8. Have a culture of community involvement by business leaders and examples for people to see and learn from like the 1962 World’s Fair that actually earned a profit. Care about your community. Develop business leaders who are also community leaders like Eddie Carlson, Jim Ellis, Mary Gates, and Bill Gates Sr., Bill Gates, Melinda Gates, Craig McCaw and his brothers, The Nordstrom family, Howard Schultz, Tom Alberg, Rich Barton, Jeff Raikes, Nick Hanauer, Pete Higgins, Mike Slade, Dan Levitan, Satya Nadella, Brad Smith have been for Seattle. What can you say about Jeff Bezos, who is transforming the city in amazing ways, with Amazon occupying approximately 10 million square feet of office space? Develop the next generation of business leaders like Spencer Rascoff at Zillow and Tim Porter at Madrona. I’ve no doubt left names off my list but you get the picture. Celebrate smaller businesses, like Dick’s Drive-In, that create jobs. Support local producers! Be proud of your city. Preserve treasures like the Pike Place Market. Celebrate your history.

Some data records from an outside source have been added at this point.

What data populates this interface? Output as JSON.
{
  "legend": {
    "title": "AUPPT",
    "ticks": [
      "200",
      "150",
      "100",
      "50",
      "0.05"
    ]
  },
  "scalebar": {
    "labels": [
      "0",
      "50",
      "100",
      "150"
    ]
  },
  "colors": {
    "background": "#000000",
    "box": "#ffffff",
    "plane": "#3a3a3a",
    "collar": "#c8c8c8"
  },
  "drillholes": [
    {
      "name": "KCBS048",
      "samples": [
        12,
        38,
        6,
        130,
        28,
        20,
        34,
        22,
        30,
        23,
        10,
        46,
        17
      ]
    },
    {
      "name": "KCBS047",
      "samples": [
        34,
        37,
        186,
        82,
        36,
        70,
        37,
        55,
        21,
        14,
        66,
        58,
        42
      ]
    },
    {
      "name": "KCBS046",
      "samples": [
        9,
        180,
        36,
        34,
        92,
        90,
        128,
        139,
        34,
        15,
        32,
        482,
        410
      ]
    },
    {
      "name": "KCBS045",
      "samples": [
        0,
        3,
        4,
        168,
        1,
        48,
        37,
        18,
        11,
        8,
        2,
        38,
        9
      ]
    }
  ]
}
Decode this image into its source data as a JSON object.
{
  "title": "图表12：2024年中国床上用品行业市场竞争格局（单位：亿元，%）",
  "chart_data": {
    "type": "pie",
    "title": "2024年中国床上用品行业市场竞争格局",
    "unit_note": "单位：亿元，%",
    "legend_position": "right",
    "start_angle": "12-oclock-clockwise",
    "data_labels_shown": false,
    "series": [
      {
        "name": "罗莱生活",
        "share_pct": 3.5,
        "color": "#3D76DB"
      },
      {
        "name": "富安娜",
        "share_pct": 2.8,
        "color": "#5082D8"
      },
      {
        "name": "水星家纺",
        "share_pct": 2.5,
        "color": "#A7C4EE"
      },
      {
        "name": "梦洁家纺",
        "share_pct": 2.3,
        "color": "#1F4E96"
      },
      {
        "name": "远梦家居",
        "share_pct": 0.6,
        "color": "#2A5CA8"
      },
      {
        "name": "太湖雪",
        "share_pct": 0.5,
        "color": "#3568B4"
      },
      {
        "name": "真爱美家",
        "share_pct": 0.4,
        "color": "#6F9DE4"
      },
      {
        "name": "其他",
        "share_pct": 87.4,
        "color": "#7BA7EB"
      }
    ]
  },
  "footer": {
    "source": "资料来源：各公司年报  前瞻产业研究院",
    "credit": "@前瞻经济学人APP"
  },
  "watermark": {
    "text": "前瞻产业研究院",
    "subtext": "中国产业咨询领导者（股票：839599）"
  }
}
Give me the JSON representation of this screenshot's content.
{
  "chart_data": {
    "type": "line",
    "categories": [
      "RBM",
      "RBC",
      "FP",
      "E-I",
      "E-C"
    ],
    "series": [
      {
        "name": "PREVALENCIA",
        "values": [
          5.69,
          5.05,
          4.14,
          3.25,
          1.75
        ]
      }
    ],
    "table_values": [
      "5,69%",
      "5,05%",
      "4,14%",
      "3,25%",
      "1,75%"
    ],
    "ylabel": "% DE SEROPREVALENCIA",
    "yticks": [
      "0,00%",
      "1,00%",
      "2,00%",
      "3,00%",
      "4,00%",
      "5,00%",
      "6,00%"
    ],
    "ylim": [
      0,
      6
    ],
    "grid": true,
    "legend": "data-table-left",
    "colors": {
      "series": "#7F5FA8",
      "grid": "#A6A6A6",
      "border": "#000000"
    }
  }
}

9. Have a culture that prizes values like loyalty and modesty. Don’t be a transactional town dominated by a “what have you done for me lately” attitude. Don’t celebrate fame. Instead celebrate achievement, hard work, leadership, innovation, and human kindness. Rich Barton says, “Employees and founders in Seattle are less entitled and cynical. They want to believe, they want to be part of teams, they want to see things through. Seattle is way healthier in work and non-work lifestyle. We don’t talk tech and who’s a unicorn etc. on the sidelines of the kids soccer games. We talk about kayaking and mountain climbing. We love to say thank you and not to brag. This is a Canadian and British Columbian trait. We are basically a sister city to Vancouver and share these modesty and politeness values. This means we self-advocate terribly and are not chest thumping provincialists. For example, the University of Washington computer science program is widely recognized as one of the top 4 or 5 programs in the country. Right up there with MIT, Stanford, CMU.” I am probably violating the modest rule that Rich Barton cites in writing this, so I may get issued a citation by the local modesty police force.
10. Have a culture where failure is not a badge of dishonor. No community does this better that Silicon Valley, but other cities can do this too. Failure is a necessary part of success. If a city and the people who live in it do not experience some failure they are not innovating enough and will not succeed for long. Learn from mistakes,
11. Have a culture where it is honorable to work at a startup. The startup life is not for everyone, but the people who do work for one should be treated like everyone else. They are no better or no worse than anyone else. Many people would be surprised how many cities look down on people who work at startups.
12. Don’t take yourself too seriously. Have fun. Be tolerant. Believe in equality and diversity. Be kind. Respect and help other people.
P.S. Here is Brad Smith showing a Seattle Technology Universe map in Davos. Everything is connected. You can make a difference like George Bailey did in the movie It’s a Wonderful Life.
Thanks to friends like Bill Gurley, Bruce Dunlevie, Tim Porter, Adley Bowden, Steven Sinfosky, Dan Levitan, Rich Barton, Pete Higgins, Mike Slade for input into this post. Most importantly, thanks to my personal hero Bill Gates Sr.